When the auto industry mentions “The Big Three,” all eyes turn to Detroit. The Big Three’s dominance in automotive engineering lasted for decades before years of failing to pay attention to critical signs caught up with them. As NIEER’s The State of Preschool 2011: State Preschool Yearbook indicates, early education has its own version of dominance in “The Big Four” – California, Florida, New York, and Texas – whose stories deserve a closer look.
Four states in very different regions largely dominate pre-K enrollment numbers in the United States and each served more than 100,000 children in the 2010-2011 year. Texas, Florida, California, and New York together serve more than 642,000 3- and 4-year-olds in their state pre-K programs, nearly half (48.5 percent) of the country’s reported 1.3 million students in state-funded pre-K enrollment. The Big Four’s reach is significant but, as the Yearbook reveals, there’s more to the story than enrollment figures alone.
Florida, a pre-K “late bloomer” whose program began in 2005, led the country in enrolling the highest percentage of 4-year-olds in state pre-K programs in 2010-2011, reaching more than 75 percent. Similarly, New York and Texas served approximately half of 4-year-olds age-eligible for pre-K (though New York remains stalled in achieving universal access by the 2013-2014 deadline established by the state’s Legislature). If you are 4 years old in California, your chances of participating in a state pre-K program drop even lower to one in five. Quite a spread, indeed indicating insufficient capacity to enroll all age-eligible children.
Total Number of Children Enrolled State-Funded Pre-K in “the Big Four”
* During this time, New York provided pre-K through more than one program.

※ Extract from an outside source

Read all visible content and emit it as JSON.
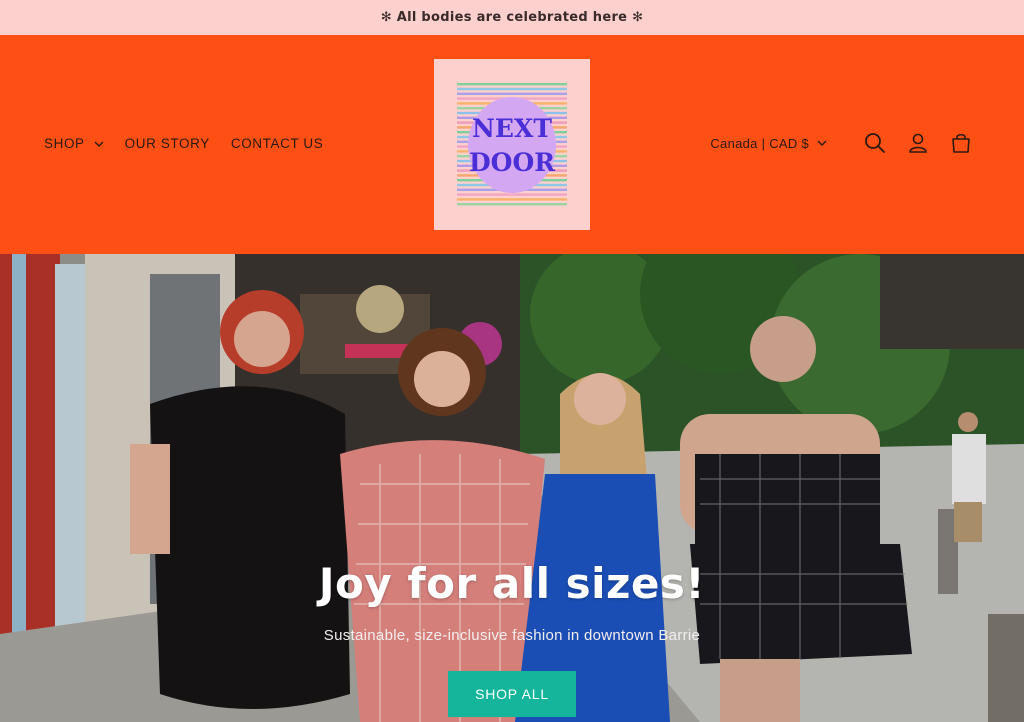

Quality among the Big Four is another story. New York fared best among the group meeting seven of 10 NIEER’s quality standard benchmarks (20 states meet eight or more). The other three states find themselves in the shallow end of the national pool with California and Florida meeting only three benchmarks and Texas slightly better at four. This means that almost half of the nation’s children attending pre-K cannot be guaranteed the kind of quality early education experience known to benefit them.
As we have learned from previous research, quality costs. Quality is not inexpensive, but it is cheaper than the long-term costs associated with poor quality. As states continue to use a variety of funding mechanisms for pre-K in difficult economic conditions, it stands to reason that failing to make adequate investments do more harm than good. Each Big Four state came up short for providing sufficient resources to meet NIEER’s 10 Quality Standards Benchmarks, as seen below and in Table 7 of our State Preschool Yearbook.
Per-Child Funding Levels Necessary to Ensure High Quality in “the Big Four”
In order to meet all 10 Quality Standards Benchmarks and pay pre-K teachers on par with kindergarten teachers, each of these four states would need to provide additional funding per child. Nationwide, programs spend a total of $4,847 per child from all funding sources. Of the Big Four, only California exceeds this average. In both Florida and Texas, per-child funding would need to be nearly doubled in order to ensure high quality.
The Big Four aren’t the only ones guilty of prioritizing expansion over quality—over the last 10 years, per-child funding has decreased nationwide by more than $700 per child, which inevitably affects the quality of a child’s preschool experience. At the same time, enrollment nationwide has roughly doubled. Quality, access, and resources demand a delicate balancing act, but states have focused their attention on increasing enrollment, to the detriment of other areas.
Franklin Delano Roosevelt once said, “We can afford all that we need; but we cannot afford all we want.” If policymakers in the Big Four and other states are to make good on their promise of cultivating an educated public and skilled, competitive workforce, they’d be wise to heed FDR’s advice. Voluntary access to high-quality early education for all children is more than a want; it is something we need, and state budgets and policies should reflect our needs.
– Jim Squires, Senior Research Fellow, NIEER
This is a excellent piece that uses a very interesting lens- quality versus quantity. While overall, the Pre-K financial and service numbers are bleak, what is more bleak is the fact that Pre-K only serves a small percentage of children in care throughout the nation. The numbers regarding child care are far more devastating in terms of quality, per child spending, accessibility to licensed care, and pay. Most parents and the media don’t realize that when we talk about PreK, it’s not about all preschool age children, it’s about a small fraction of the children under 5 being educated and cared for in the US. They don’t know about separate funding streams or the difference between child care, PreK and Head Start, and the huge disparities that exist between the various segments. I wish we could do more to compare and contrast the segments by using the same lens to view the big picture of services for young children throughout the country. Zooming in on PreK only tells a fraction of the story.